Global loss of nature threatens US national security and influence abroad
The National Intelligence Council recently released the Global Trends Report 2040 and it describes in bleak terms what’s ahead: The impacts of climate change combined with environmental degradation in the coming decades will undermine the essential elements of human security, including access to food, water and energy. These predictions are alarming, but the Biden administration has an opportunity to reverse course.

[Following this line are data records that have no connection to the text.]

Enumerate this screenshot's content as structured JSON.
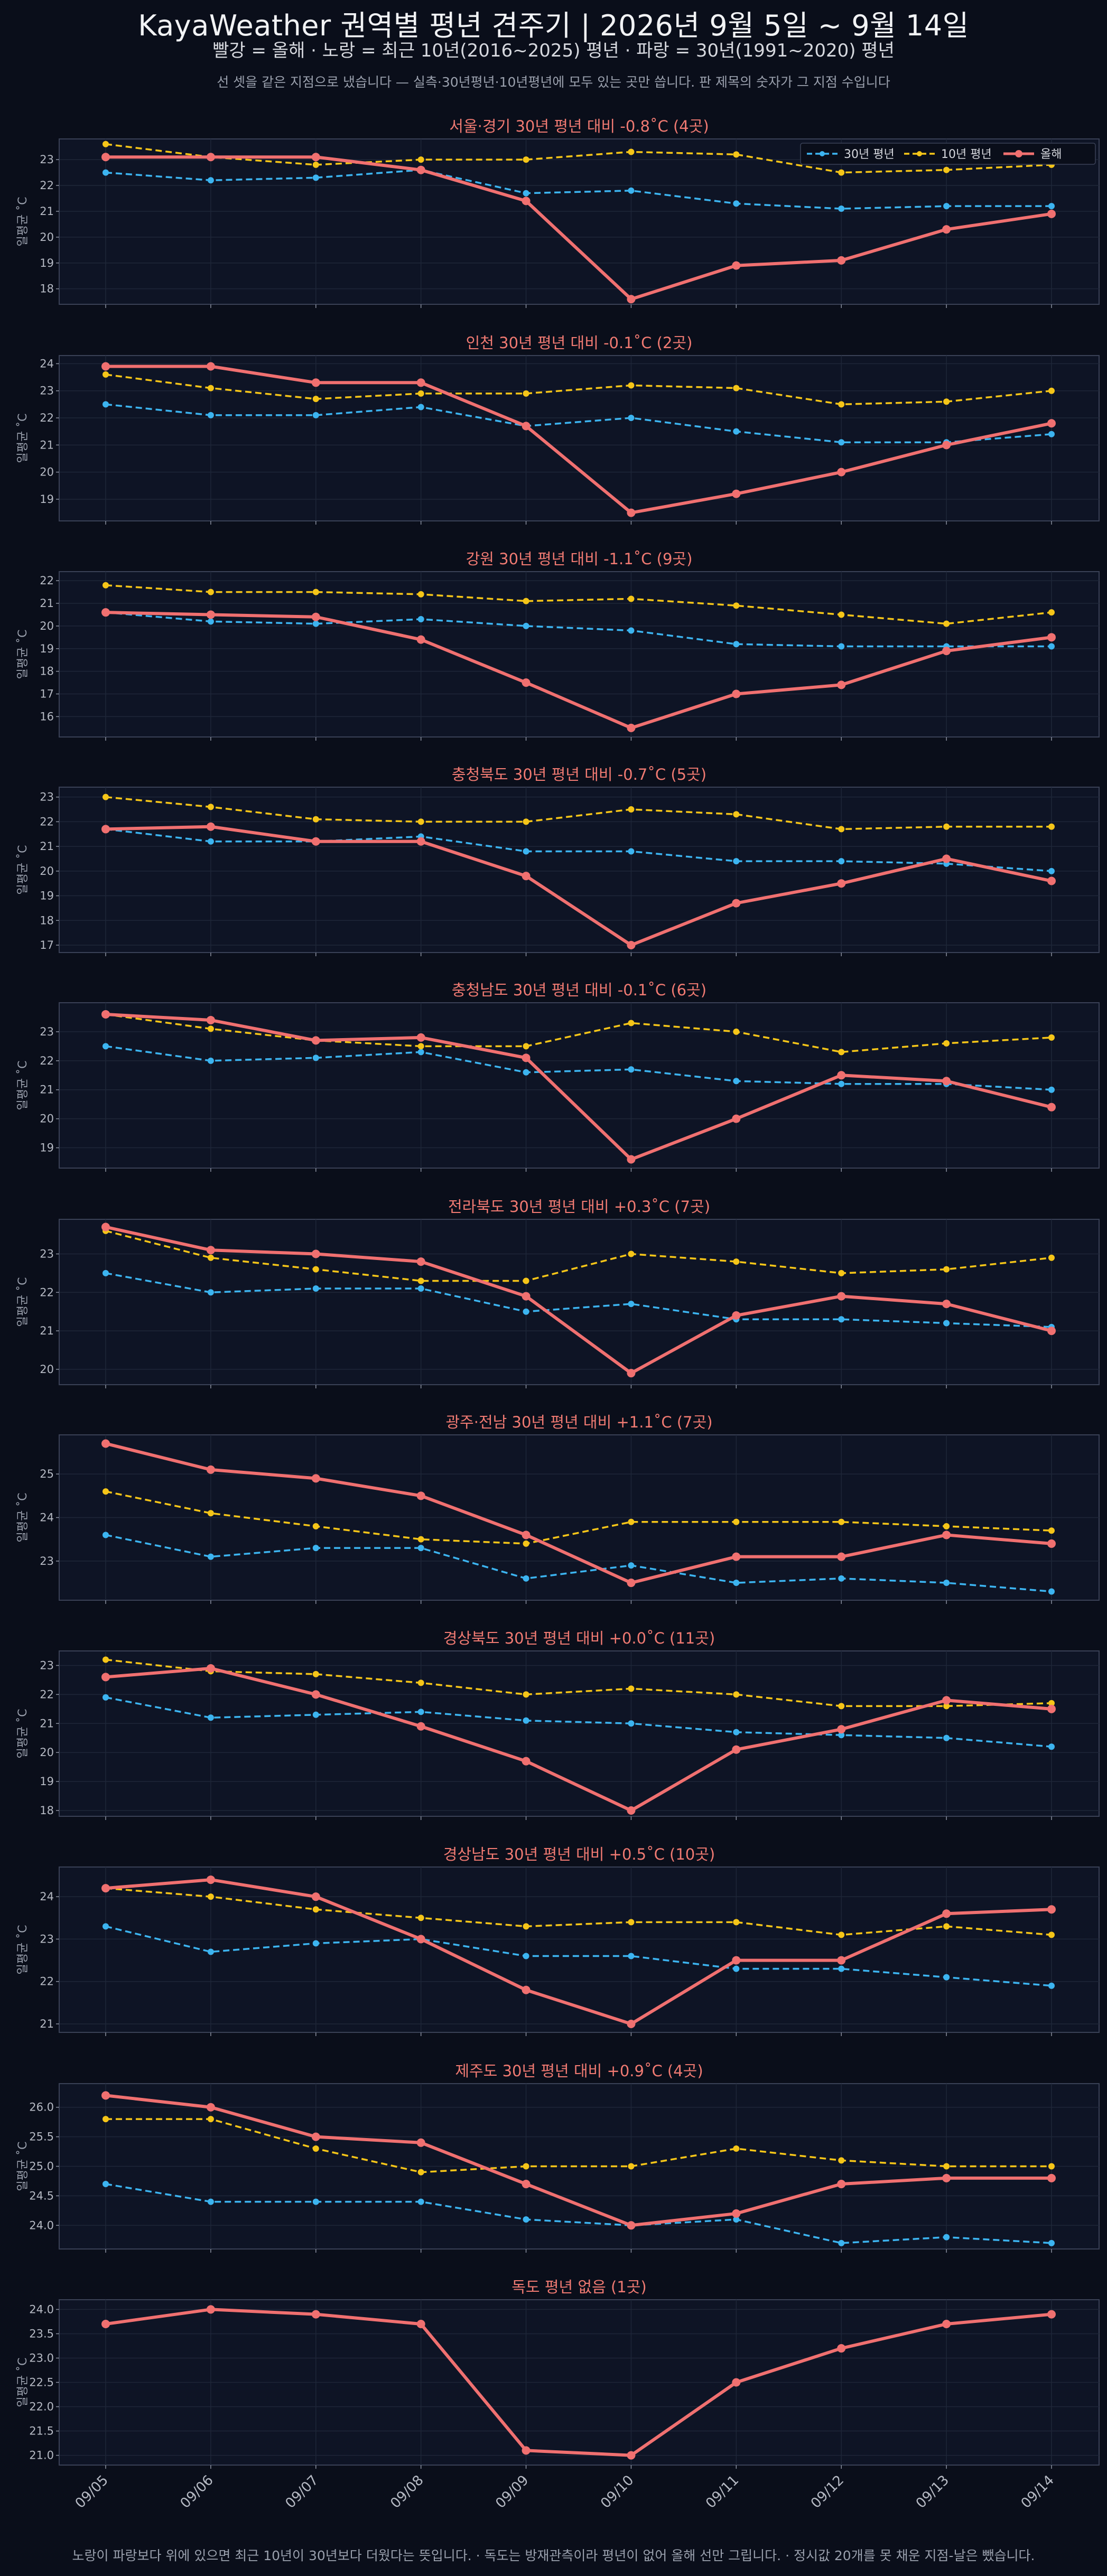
{
  "header": {
    "title": "KayaWeather 권역별 평년 견주기 | 2026년 9월 5일 ~ 9월 14일",
    "subtitle": "빨강 = 올해   ·   노랑 = 최근 10년(2016~2025) 평년   ·   파랑 = 30년(1991~2020) 평년",
    "note": "선 셋을 같은 지점으로 냈습니다 — 실측·30년평년·10년평년에 모두 있는 곳만 씁니다. 판 제목의 숫자가 그 지점 수입니다"
  },
  "footer": "노랑이 파랑보다 위에 있으면 최근 10년이 30년보다 더웠다는 뜻입니다.   ·   독도는 방재관측이라 평년이 없어 올해 선만 그립니다.   ·   정시값 20개를 못 채운 지점-날은 뺐습니다.",
  "colors": {
    "this_year": "#f07070",
    "recent10": "#f5c518",
    "normal30": "#3cb4f0",
    "panel_bg": "#0e1425",
    "frame": "#3a4156",
    "grid": "#1e2638"
  },
  "chart_data": [
    {
      "type": "line",
      "title": "서울·경기   30년 평년 대비 -0.8˚C (4곳)",
      "ylabel": "일평균 ˚C",
      "x": [
        "09/05",
        "09/06",
        "09/07",
        "09/08",
        "09/09",
        "09/10",
        "09/11",
        "09/12",
        "09/13",
        "09/14"
      ],
      "yticks": [
        18,
        19,
        20,
        21,
        22,
        23
      ],
      "ylim": [
        17.4,
        23.8
      ],
      "legend": "top-right",
      "series": [
        {
          "name": "30년 평년",
          "style": "dashed",
          "values": [
            22.5,
            22.2,
            22.3,
            22.6,
            21.7,
            21.8,
            21.3,
            21.1,
            21.2,
            21.2
          ]
        },
        {
          "name": "10년 평년",
          "style": "dashed",
          "values": [
            23.6,
            23.1,
            22.8,
            23.0,
            23.0,
            23.3,
            23.2,
            22.5,
            22.6,
            22.8
          ]
        },
        {
          "name": "올해",
          "style": "solid",
          "values": [
            23.1,
            23.1,
            23.1,
            22.6,
            21.4,
            17.6,
            18.9,
            19.1,
            20.3,
            20.9
          ]
        }
      ]
    },
    {
      "type": "line",
      "title": "인천   30년 평년 대비 -0.1˚C (2곳)",
      "ylabel": "일평균 ˚C",
      "x": [
        "09/05",
        "09/06",
        "09/07",
        "09/08",
        "09/09",
        "09/10",
        "09/11",
        "09/12",
        "09/13",
        "09/14"
      ],
      "yticks": [
        19,
        20,
        21,
        22,
        23,
        24
      ],
      "ylim": [
        18.2,
        24.3
      ],
      "series": [
        {
          "name": "30년 평년",
          "style": "dashed",
          "values": [
            22.5,
            22.1,
            22.1,
            22.4,
            21.7,
            22.0,
            21.5,
            21.1,
            21.1,
            21.4
          ]
        },
        {
          "name": "10년 평년",
          "style": "dashed",
          "values": [
            23.6,
            23.1,
            22.7,
            22.9,
            22.9,
            23.2,
            23.1,
            22.5,
            22.6,
            23.0
          ]
        },
        {
          "name": "올해",
          "style": "solid",
          "values": [
            23.9,
            23.9,
            23.3,
            23.3,
            21.7,
            18.5,
            19.2,
            20.0,
            21.0,
            21.8
          ]
        }
      ]
    },
    {
      "type": "line",
      "title": "강원   30년 평년 대비 -1.1˚C (9곳)",
      "ylabel": "일평균 ˚C",
      "x": [
        "09/05",
        "09/06",
        "09/07",
        "09/08",
        "09/09",
        "09/10",
        "09/11",
        "09/12",
        "09/13",
        "09/14"
      ],
      "yticks": [
        16,
        17,
        18,
        19,
        20,
        21,
        22
      ],
      "ylim": [
        15.1,
        22.4
      ],
      "series": [
        {
          "name": "30년 평년",
          "style": "dashed",
          "values": [
            20.6,
            20.2,
            20.1,
            20.3,
            20.0,
            19.8,
            19.2,
            19.1,
            19.1,
            19.1
          ]
        },
        {
          "name": "10년 평년",
          "style": "dashed",
          "values": [
            21.8,
            21.5,
            21.5,
            21.4,
            21.1,
            21.2,
            20.9,
            20.5,
            20.1,
            20.6
          ]
        },
        {
          "name": "올해",
          "style": "solid",
          "values": [
            20.6,
            20.5,
            20.4,
            19.4,
            17.5,
            15.5,
            17.0,
            17.4,
            18.9,
            19.5
          ]
        }
      ]
    },
    {
      "type": "line",
      "title": "충청북도   30년 평년 대비 -0.7˚C (5곳)",
      "ylabel": "일평균 ˚C",
      "x": [
        "09/05",
        "09/06",
        "09/07",
        "09/08",
        "09/09",
        "09/10",
        "09/11",
        "09/12",
        "09/13",
        "09/14"
      ],
      "yticks": [
        17,
        18,
        19,
        20,
        21,
        22,
        23
      ],
      "ylim": [
        16.7,
        23.4
      ],
      "series": [
        {
          "name": "30년 평년",
          "style": "dashed",
          "values": [
            21.7,
            21.2,
            21.2,
            21.4,
            20.8,
            20.8,
            20.4,
            20.4,
            20.3,
            20.0
          ]
        },
        {
          "name": "10년 평년",
          "style": "dashed",
          "values": [
            23.0,
            22.6,
            22.1,
            22.0,
            22.0,
            22.5,
            22.3,
            21.7,
            21.8,
            21.8
          ]
        },
        {
          "name": "올해",
          "style": "solid",
          "values": [
            21.7,
            21.8,
            21.2,
            21.2,
            19.8,
            17.0,
            18.7,
            19.5,
            20.5,
            19.6
          ]
        }
      ]
    },
    {
      "type": "line",
      "title": "충청남도   30년 평년 대비 -0.1˚C (6곳)",
      "ylabel": "일평균 ˚C",
      "x": [
        "09/05",
        "09/06",
        "09/07",
        "09/08",
        "09/09",
        "09/10",
        "09/11",
        "09/12",
        "09/13",
        "09/14"
      ],
      "yticks": [
        19,
        20,
        21,
        22,
        23
      ],
      "ylim": [
        18.3,
        24.0
      ],
      "series": [
        {
          "name": "30년 평년",
          "style": "dashed",
          "values": [
            22.5,
            22.0,
            22.1,
            22.3,
            21.6,
            21.7,
            21.3,
            21.2,
            21.2,
            21.0
          ]
        },
        {
          "name": "10년 평년",
          "style": "dashed",
          "values": [
            23.6,
            23.1,
            22.7,
            22.5,
            22.5,
            23.3,
            23.0,
            22.3,
            22.6,
            22.8
          ]
        },
        {
          "name": "올해",
          "style": "solid",
          "values": [
            23.6,
            23.4,
            22.7,
            22.8,
            22.1,
            18.6,
            20.0,
            21.5,
            21.3,
            20.4
          ]
        }
      ]
    },
    {
      "type": "line",
      "title": "전라북도   30년 평년 대비 +0.3˚C (7곳)",
      "ylabel": "일평균 ˚C",
      "x": [
        "09/05",
        "09/06",
        "09/07",
        "09/08",
        "09/09",
        "09/10",
        "09/11",
        "09/12",
        "09/13",
        "09/14"
      ],
      "yticks": [
        20,
        21,
        22,
        23
      ],
      "ylim": [
        19.6,
        23.9
      ],
      "series": [
        {
          "name": "30년 평년",
          "style": "dashed",
          "values": [
            22.5,
            22.0,
            22.1,
            22.1,
            21.5,
            21.7,
            21.3,
            21.3,
            21.2,
            21.1
          ]
        },
        {
          "name": "10년 평년",
          "style": "dashed",
          "values": [
            23.6,
            22.9,
            22.6,
            22.3,
            22.3,
            23.0,
            22.8,
            22.5,
            22.6,
            22.9
          ]
        },
        {
          "name": "올해",
          "style": "solid",
          "values": [
            23.7,
            23.1,
            23.0,
            22.8,
            21.9,
            19.9,
            21.4,
            21.9,
            21.7,
            21.0
          ]
        }
      ]
    },
    {
      "type": "line",
      "title": "광주·전남   30년 평년 대비 +1.1˚C (7곳)",
      "ylabel": "일평균 ˚C",
      "x": [
        "09/05",
        "09/06",
        "09/07",
        "09/08",
        "09/09",
        "09/10",
        "09/11",
        "09/12",
        "09/13",
        "09/14"
      ],
      "yticks": [
        23,
        24,
        25
      ],
      "ylim": [
        22.1,
        25.9
      ],
      "series": [
        {
          "name": "30년 평년",
          "style": "dashed",
          "values": [
            23.6,
            23.1,
            23.3,
            23.3,
            22.6,
            22.9,
            22.5,
            22.6,
            22.5,
            22.3
          ]
        },
        {
          "name": "10년 평년",
          "style": "dashed",
          "values": [
            24.6,
            24.1,
            23.8,
            23.5,
            23.4,
            23.9,
            23.9,
            23.9,
            23.8,
            23.7
          ]
        },
        {
          "name": "올해",
          "style": "solid",
          "values": [
            25.7,
            25.1,
            24.9,
            24.5,
            23.6,
            22.5,
            23.1,
            23.1,
            23.6,
            23.4
          ]
        }
      ]
    },
    {
      "type": "line",
      "title": "경상북도   30년 평년 대비 +0.0˚C (11곳)",
      "ylabel": "일평균 ˚C",
      "x": [
        "09/05",
        "09/06",
        "09/07",
        "09/08",
        "09/09",
        "09/10",
        "09/11",
        "09/12",
        "09/13",
        "09/14"
      ],
      "yticks": [
        18,
        19,
        20,
        21,
        22,
        23
      ],
      "ylim": [
        17.8,
        23.5
      ],
      "series": [
        {
          "name": "30년 평년",
          "style": "dashed",
          "values": [
            21.9,
            21.2,
            21.3,
            21.4,
            21.1,
            21.0,
            20.7,
            20.6,
            20.5,
            20.2
          ]
        },
        {
          "name": "10년 평년",
          "style": "dashed",
          "values": [
            23.2,
            22.8,
            22.7,
            22.4,
            22.0,
            22.2,
            22.0,
            21.6,
            21.6,
            21.7
          ]
        },
        {
          "name": "올해",
          "style": "solid",
          "values": [
            22.6,
            22.9,
            22.0,
            20.9,
            19.7,
            18.0,
            20.1,
            20.8,
            21.8,
            21.5
          ]
        }
      ]
    },
    {
      "type": "line",
      "title": "경상남도   30년 평년 대비 +0.5˚C (10곳)",
      "ylabel": "일평균 ˚C",
      "x": [
        "09/05",
        "09/06",
        "09/07",
        "09/08",
        "09/09",
        "09/10",
        "09/11",
        "09/12",
        "09/13",
        "09/14"
      ],
      "yticks": [
        21,
        22,
        23,
        24
      ],
      "ylim": [
        20.8,
        24.7
      ],
      "series": [
        {
          "name": "30년 평년",
          "style": "dashed",
          "values": [
            23.3,
            22.7,
            22.9,
            23.0,
            22.6,
            22.6,
            22.3,
            22.3,
            22.1,
            21.9
          ]
        },
        {
          "name": "10년 평년",
          "style": "dashed",
          "values": [
            24.2,
            24.0,
            23.7,
            23.5,
            23.3,
            23.4,
            23.4,
            23.1,
            23.3,
            23.1
          ]
        },
        {
          "name": "올해",
          "style": "solid",
          "values": [
            24.2,
            24.4,
            24.0,
            23.0,
            21.8,
            21.0,
            22.5,
            22.5,
            23.6,
            23.7
          ]
        }
      ]
    },
    {
      "type": "line",
      "title": "제주도   30년 평년 대비 +0.9˚C (4곳)",
      "ylabel": "일평균 ˚C",
      "x": [
        "09/05",
        "09/06",
        "09/07",
        "09/08",
        "09/09",
        "09/10",
        "09/11",
        "09/12",
        "09/13",
        "09/14"
      ],
      "yticks": [
        24.0,
        24.5,
        25.0,
        25.5,
        26.0
      ],
      "ylim": [
        23.6,
        26.4
      ],
      "series": [
        {
          "name": "30년 평년",
          "style": "dashed",
          "values": [
            24.7,
            24.4,
            24.4,
            24.4,
            24.1,
            24.0,
            24.1,
            23.7,
            23.8,
            23.7
          ]
        },
        {
          "name": "10년 평년",
          "style": "dashed",
          "values": [
            25.8,
            25.8,
            25.3,
            24.9,
            25.0,
            25.0,
            25.3,
            25.1,
            25.0,
            25.0
          ]
        },
        {
          "name": "올해",
          "style": "solid",
          "values": [
            26.2,
            26.0,
            25.5,
            25.4,
            24.7,
            24.0,
            24.2,
            24.7,
            24.8,
            24.8
          ]
        }
      ]
    },
    {
      "type": "line",
      "title": "독도   평년 없음 (1곳)",
      "ylabel": "일평균 ˚C",
      "x": [
        "09/05",
        "09/06",
        "09/07",
        "09/08",
        "09/09",
        "09/10",
        "09/11",
        "09/12",
        "09/13",
        "09/14"
      ],
      "yticks": [
        21.0,
        21.5,
        22.0,
        22.5,
        23.0,
        23.5,
        24.0
      ],
      "ylim": [
        20.8,
        24.2
      ],
      "series": [
        {
          "name": "올해",
          "style": "solid",
          "values": [
            23.7,
            24.0,
            23.9,
            23.7,
            21.1,
            21.0,
            22.5,
            23.2,
            23.7,
            23.9
          ]
        }
      ]
    }
  ]
}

President Biden’s first months in office already underscore his intent to take the United States on a climate change U-turn and elevate the issue to a matter of national security. He named former Secretary of State John Kerry as his climate envoy with a seat on the National Security Council and revived an Obama-era order focused on national security and climate change that former President Trump had axed. As the Biden team advances on its agenda, they must open the security aperture beyond the traditional military focus to include protecting human and natural security.
For years, national security leaders have raised the alarm on climate change’s impact on U.S. military operations and facilities, as well as the risk of increased migration as it displaces people from their homes. Robert Gates, who served as secretary of defense under both Republican and Democratic presidents in 2016 warned that climate change carried significant “implications for political stability in a lot of countries where a lot of the population lives along the coast.” Similarly, the Department of Defense stated in 2015 that climate change could aggravate poverty, exasperate social tensions, cause environmental degradation, lead to ineffectual leadership and weaken political institutions that threaten U.S. stability in a number of countries.
The scale and scope of climate risks to food production, freshwater access and livelihoods demands investments that can reduce and buffer both climate and environmental degradation threats.
Greater conservation of natural lands provides needed buffers to these risks. Consider the benefits derived from the conservation of the natural environment. For example, when freshwater sources like rivers, lakes and aquifers are protected from human overuse and pollution there is greater water security for vulnerable populations. With resources protected, people can reduce sources of conflict as well as pressures to migrate in search of better economic opportunities. They can also resist inroads from bad actors. Terrorist groups, such as Boko Haram, Al Shabaab and ISIS, are known to exploit food insecurity to further their ambitions.
Greater conservation of natural areas can also reduce pollution and prevent land degradation, all of which in turn protects people by preserving livelihoods, lives and ecosystems. In a world threatened by mass nature loss, conservation makes it easier for local populations to survive the extremes — more severe droughts, rainfall, heatwaves, weather and storms — that climate change and ecological disruption bring. With people, economies and public health better protected, U.S. national security is enhanced.
A critical first step for the Biden administration is to assess the security risks generated from ecological stress and evaluate possible policy solutions. Similar to assessments for other serious national security threats, the United States should establish a National Intelligence Estimate on threats posed by the global biodiversity crisis and nature loss. Conducting regular assessments of the quantified and qualified risks of ecological disruption can elevate the relative importance of ecological security issues, along with climate change, within the intelligence community prioritization framework. With a robust research agenda and systematically prioritizing these threats, the United States can work with its international partners to address threats to human security from climate change and environmental degradation, as well as biodiversity loss through greater conservation measures.
By helping vulnerable countries and people prepare for, defend against and build resilience to ecological disruption, the United States can help to reduce the damage and instability these events cause while building a safer world. In doing so, the nation can also protect its own national security and economic interests, at home and abroad.
Alice C. Hill is the David M. Rubenstein senior fellow for Energy and the Environment at the Council on Foreign Relations, former special assistant to President Obama and senior director for Resilience Policy on the National Security Council.